Johnson is a big believer in technology 

Johnson is a big believer in technology 

BRISTOL CITY manager Lee Johnson says the use of technology is crucial to getting buy-in from his players.

The 36-year-old says he was part of the last generation of players to accept the old ‘command and control’ style of management. Now players need to be convinced of the validity of what they are doing - and tech is key.

“I delivered a presentation at the start of the season and said ‘listen lads, my role is to be there for you and to make you the best you can be,” the Robins manager told the Daily Telegraph.

“Part of that is I’m going to have to push you which means you will be the fittest you have ever been and then play the best football you’ve ever played’. It’s about getting the buy-in and a lot of that is based on technology. They can see it; they want to see it.

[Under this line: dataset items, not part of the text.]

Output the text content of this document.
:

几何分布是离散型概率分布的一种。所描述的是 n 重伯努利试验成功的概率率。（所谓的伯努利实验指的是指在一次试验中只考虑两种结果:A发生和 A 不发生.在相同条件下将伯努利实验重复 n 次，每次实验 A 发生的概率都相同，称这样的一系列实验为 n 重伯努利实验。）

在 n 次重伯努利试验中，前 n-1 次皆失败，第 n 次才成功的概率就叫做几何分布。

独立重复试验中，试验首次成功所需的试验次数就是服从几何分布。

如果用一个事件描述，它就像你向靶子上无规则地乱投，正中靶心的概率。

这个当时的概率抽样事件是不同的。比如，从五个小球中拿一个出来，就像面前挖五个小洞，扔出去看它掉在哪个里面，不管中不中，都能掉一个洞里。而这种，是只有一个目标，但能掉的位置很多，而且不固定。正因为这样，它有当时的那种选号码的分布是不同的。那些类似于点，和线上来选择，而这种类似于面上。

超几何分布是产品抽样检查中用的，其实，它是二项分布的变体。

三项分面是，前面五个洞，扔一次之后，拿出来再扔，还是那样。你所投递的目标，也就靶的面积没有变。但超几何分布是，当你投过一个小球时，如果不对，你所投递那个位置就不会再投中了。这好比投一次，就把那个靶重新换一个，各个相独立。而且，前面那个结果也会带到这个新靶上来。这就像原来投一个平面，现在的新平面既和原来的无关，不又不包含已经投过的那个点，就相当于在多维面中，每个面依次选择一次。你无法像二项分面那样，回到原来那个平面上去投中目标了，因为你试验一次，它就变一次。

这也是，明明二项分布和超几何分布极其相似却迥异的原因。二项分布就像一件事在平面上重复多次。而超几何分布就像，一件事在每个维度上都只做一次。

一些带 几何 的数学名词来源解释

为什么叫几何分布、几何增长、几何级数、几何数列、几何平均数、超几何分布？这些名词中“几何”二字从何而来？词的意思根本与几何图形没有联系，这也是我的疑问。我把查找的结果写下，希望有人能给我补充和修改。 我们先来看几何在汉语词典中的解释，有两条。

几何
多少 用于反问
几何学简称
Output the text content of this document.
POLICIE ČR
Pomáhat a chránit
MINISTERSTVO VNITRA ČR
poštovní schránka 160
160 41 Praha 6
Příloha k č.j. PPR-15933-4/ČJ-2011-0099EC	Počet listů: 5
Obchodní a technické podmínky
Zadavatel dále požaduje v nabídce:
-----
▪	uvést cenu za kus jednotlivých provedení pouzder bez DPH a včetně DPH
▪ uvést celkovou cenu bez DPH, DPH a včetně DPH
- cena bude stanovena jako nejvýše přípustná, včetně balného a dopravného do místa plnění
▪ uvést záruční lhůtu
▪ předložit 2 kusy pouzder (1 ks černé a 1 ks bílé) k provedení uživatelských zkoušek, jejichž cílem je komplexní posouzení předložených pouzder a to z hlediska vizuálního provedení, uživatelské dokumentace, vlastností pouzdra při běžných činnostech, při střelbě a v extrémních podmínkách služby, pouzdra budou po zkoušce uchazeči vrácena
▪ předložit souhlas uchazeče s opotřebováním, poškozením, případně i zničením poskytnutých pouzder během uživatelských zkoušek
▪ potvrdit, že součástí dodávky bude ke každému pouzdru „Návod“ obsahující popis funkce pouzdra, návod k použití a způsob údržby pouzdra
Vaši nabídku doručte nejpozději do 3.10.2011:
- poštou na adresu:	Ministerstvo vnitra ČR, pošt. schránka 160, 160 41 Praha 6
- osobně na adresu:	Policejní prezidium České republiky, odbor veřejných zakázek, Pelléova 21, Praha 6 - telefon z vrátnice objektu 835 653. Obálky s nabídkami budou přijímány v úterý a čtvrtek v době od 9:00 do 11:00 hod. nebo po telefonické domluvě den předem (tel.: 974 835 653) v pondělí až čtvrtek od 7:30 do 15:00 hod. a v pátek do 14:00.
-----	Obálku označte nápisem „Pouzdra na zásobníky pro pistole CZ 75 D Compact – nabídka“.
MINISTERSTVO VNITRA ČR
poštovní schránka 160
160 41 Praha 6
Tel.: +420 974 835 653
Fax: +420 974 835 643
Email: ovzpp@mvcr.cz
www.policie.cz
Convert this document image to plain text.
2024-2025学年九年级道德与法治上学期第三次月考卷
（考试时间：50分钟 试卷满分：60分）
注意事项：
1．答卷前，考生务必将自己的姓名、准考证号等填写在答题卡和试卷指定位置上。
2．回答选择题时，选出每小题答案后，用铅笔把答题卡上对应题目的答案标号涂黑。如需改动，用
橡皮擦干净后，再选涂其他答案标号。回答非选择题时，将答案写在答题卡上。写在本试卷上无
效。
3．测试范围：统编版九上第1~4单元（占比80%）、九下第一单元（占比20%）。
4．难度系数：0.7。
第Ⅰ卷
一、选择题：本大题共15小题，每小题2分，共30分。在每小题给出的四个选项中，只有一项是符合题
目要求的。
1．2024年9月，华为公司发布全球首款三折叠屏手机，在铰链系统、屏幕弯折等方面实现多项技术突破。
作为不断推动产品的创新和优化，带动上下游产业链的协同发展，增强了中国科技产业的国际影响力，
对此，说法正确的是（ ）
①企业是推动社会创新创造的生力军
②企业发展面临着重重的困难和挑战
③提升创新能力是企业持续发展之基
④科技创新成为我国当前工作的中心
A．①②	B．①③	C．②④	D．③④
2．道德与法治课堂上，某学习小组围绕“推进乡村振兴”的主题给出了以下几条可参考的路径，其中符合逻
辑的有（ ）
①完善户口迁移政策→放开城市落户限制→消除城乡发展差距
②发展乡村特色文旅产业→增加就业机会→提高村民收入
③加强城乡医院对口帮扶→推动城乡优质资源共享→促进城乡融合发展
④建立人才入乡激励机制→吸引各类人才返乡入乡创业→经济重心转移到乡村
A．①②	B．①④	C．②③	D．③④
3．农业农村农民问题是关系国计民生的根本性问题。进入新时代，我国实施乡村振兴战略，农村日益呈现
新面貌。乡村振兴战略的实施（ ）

“I would say I am quite old-school in my values with the demand on the players. I was probably the last of the old-school era that was built around fitness, running and beating the opponent mentally, physically. Going to depths.

“What they used to do, a little like the army, was to break you down to re-build you. The difference is that back in the day when I was doing it I was told to do it. Now you have to get that ‘buy-in’."

Johnson, who has been City manager since February 2016, added: “I’ve got one of those screens in my house where I can move the players like they do on Monday Night Football.

“My missus is sat there watching I’m a Celeb and I’m next to her moving the players about. I move the opposition in certain areas, put the lines on the screen, tag them, clip them. I guess it’s an example of the obsession.”

And with the help of a local development company, the club developed an app that allows Johnson's players to watch drone footage from training on their smartphones.

“We video train with the drones and have play-books,” Johson said. “We built the app and some lads would look at it, some wouldn’t. And now they are all on it every day.

“It’s just about that information, attention and making sure they are stimulated in everything they do. At first it was a cultural shift.

Johnson also said his quest for improvement had led him to spend 12 hours at the A&E department of a local hospital, speak to the SAS and begin to learn French. He has also been spotted measuring the height of the grass at away games.

“We like our grass at 23mm,” he explained. “But if it’s at 27mm and it’s a Desso pitch, it’s a different roll of the ball. Like at Norwich where we put the ball in behind them early and it stuck.”